DETROIT-The Campus Martius District in Downtown is getting more popular, as two suburban companies have agreed to move from the suburbs into the 777 Woodward Ave. building, also known as One Kennedy Square, across from the Compuware headquarters. Marketing Associates LLC, now in Bloomfield Hills, and Health Plan of Michigan, now based in Southfield, have signed leases to take a total 96,400 sf of the newer 10-story building.

Marketing Associates, owned by Edsel Ford II, is taking 51,400 sf on the fourth and fifth floors. The firm’s lease will run through March 31, 2016, says Jeff Bell, first vice president with CB Richard Ellis. The company is subletting the space from Visteon, which cut back on plans to lease a large portion of the 240,000-sf office building, citing cut-back pressures on automotive suppliers. Bell and Mark Collins represented Visteon and the landlord in the leases. Marketing Associates will reportedly move in on Oct. 29.

Bell says the healthcare management firm is leasing 45,000 sf, taking part of the sixth floor and all of the seventh floor, directly from Redico LLC, the landlord. Health Plan’s lease is for 10 years, and will start at the end of this year, Bell tells Both companies reportedly cited expansion as reasons for the move.

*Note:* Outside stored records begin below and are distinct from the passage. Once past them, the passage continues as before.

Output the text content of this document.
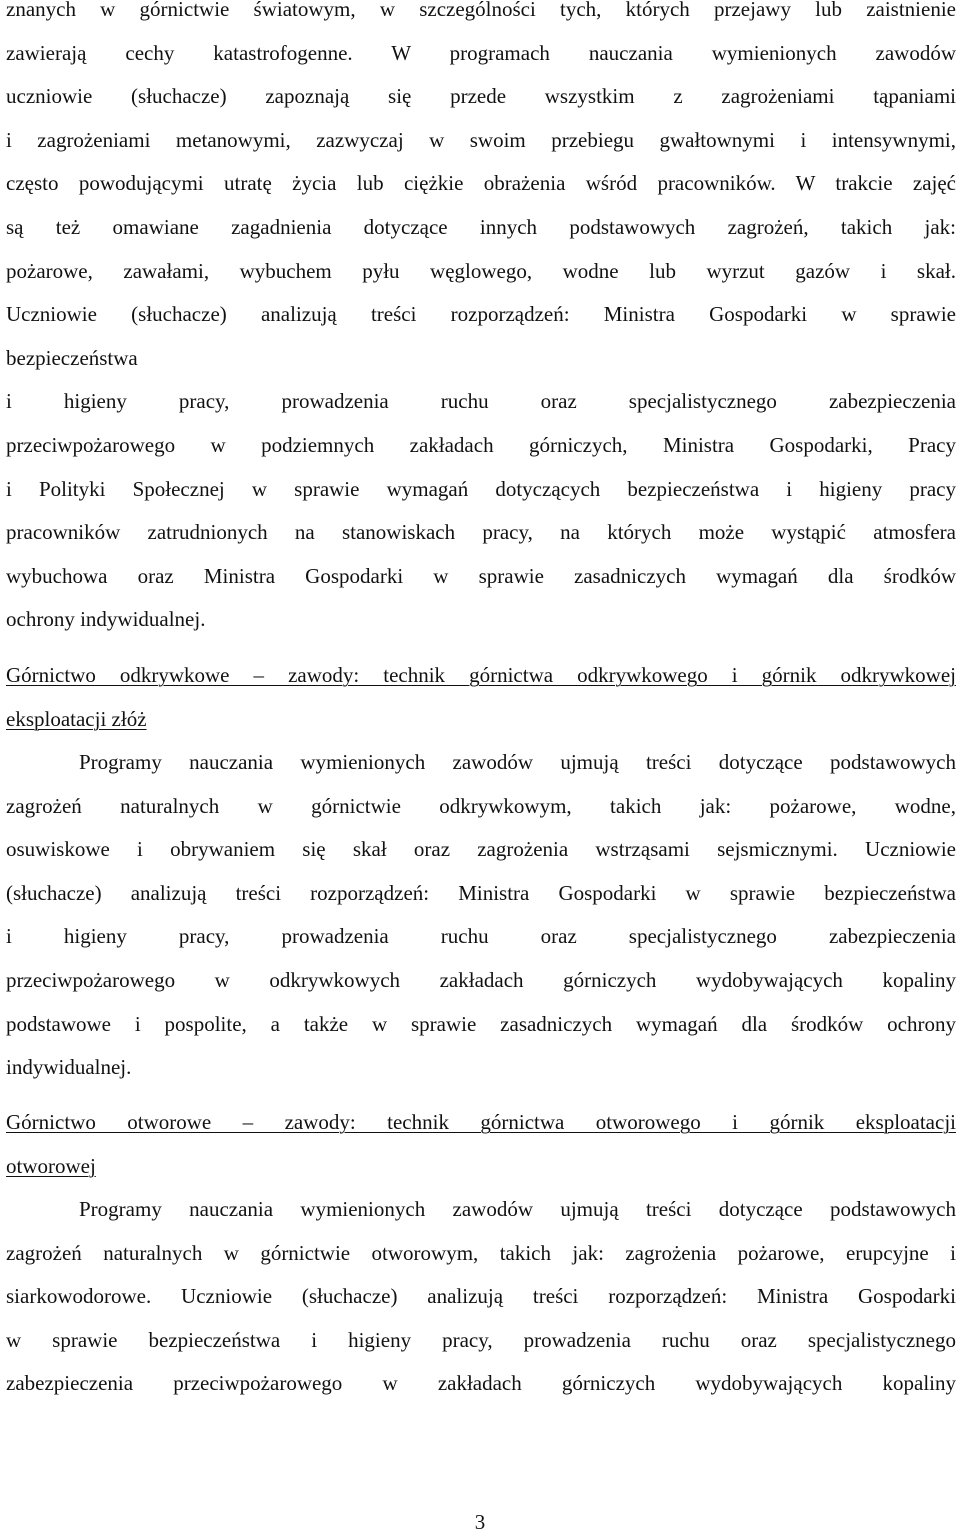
znanych w górnictwie światowym, w szczególności tych, których przejawy lub zaistnienie
zawierają cechy katastrofogenne. W programach nauczania wymienionych zawodów
uczniowie (słuchacze) zapoznają się przede wszystkim z zagrożeniami tąpaniami
i zagrożeniami metanowymi, zazwyczaj w swoim przebiegu gwałtownymi i intensywnymi,
często powodującymi utratę życia lub ciężkie obrażenia wśród pracowników. W trakcie zajęć
są też omawiane zagadnienia dotyczące innych podstawowych zagrożeń, takich jak:
pożarowe, zawałami, wybuchem pyłu węglowego, wodne lub wyrzut gazów i skał.
Uczniowie (słuchacze) analizują treści rozporządzeń: Ministra Gospodarki w sprawie
bezpieczeństwa
i higieny pracy, prowadzenia ruchu oraz specjalistycznego zabezpieczenia
przeciwpożarowego w podziemnych zakładach górniczych, Ministra Gospodarki, Pracy
i Polityki Społecznej w sprawie wymagań dotyczących bezpieczeństwa i higieny pracy
pracowników zatrudnionych na stanowiskach pracy, na których może wystąpić atmosfera
wybuchowa oraz Ministra Gospodarki w sprawie zasadniczych wymagań dla środków
ochrony indywidualnej.

Górnictwo odkrywkowe – zawody: technik górnictwa odkrywkowego i górnik odkrywkowej
eksploatacji złóż

Programy nauczania wymienionych zawodów ujmują treści dotyczące podstawowych
zagrożeń naturalnych w górnictwie odkrywkowym, takich jak: pożarowe, wodne,
osuwiskowe i obrywaniem się skał oraz zagrożenia wstrząsami sejsmicznymi. Uczniowie
(słuchacze) analizują treści rozporządzeń: Ministra Gospodarki w sprawie bezpieczeństwa
i higieny pracy, prowadzenia ruchu oraz specjalistycznego zabezpieczenia
przeciwpożarowego w odkrywkowych zakładach górniczych wydobywających kopaliny
podstawowe i pospolite, a także w sprawie zasadniczych wymagań dla środków ochrony
indywidualnej.

Górnictwo otworowe – zawody: technik górnictwa otworowego i górnik eksploatacji
otworowej

Programy nauczania wymienionych zawodów ujmują treści dotyczące podstawowych
zagrożeń naturalnych w górnictwie otworowym, takich jak: zagrożenia pożarowe, erupcyjne i
siarkowodorowe. Uczniowie (słuchacze) analizują treści rozporządzeń: Ministra Gospodarki
w sprawie bezpieczeństwa i higieny pracy, prowadzenia ruchu oraz specjalistycznego
zabezpieczenia przeciwpożarowego w zakładach górniczych wydobywających kopaliny

3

He says he can’t divulge the lease rate at the building, which opened in April 2006, but that the property has an average rate of $20 per sf, triple net. The leases will leave only 2,500 sf available on the eighth floor, and some retail restaurant space open on the first floor.

The office market Downtown is still pretty weak, Bell says, but incentives offered through a Renaissance Zone saved the new tenants an aggregate $9 per sf. “Class A space Downtown has typically been at a disadvantage to the suburbs, to the tune of $8 to $10 per sf,” Bell says. “This levels the playing field.” The zones provide relief of city and state taxes such as the Michigan Single Business Tax, the personal income tax, the city’s personal property tax and more. Campus Martius’ rebirth was heralded a decade ago when Compuware announced it would move from the suburbs into a new building at the focal point of the district. Now, the area is one of the Downtown’s small pockets of positive growth.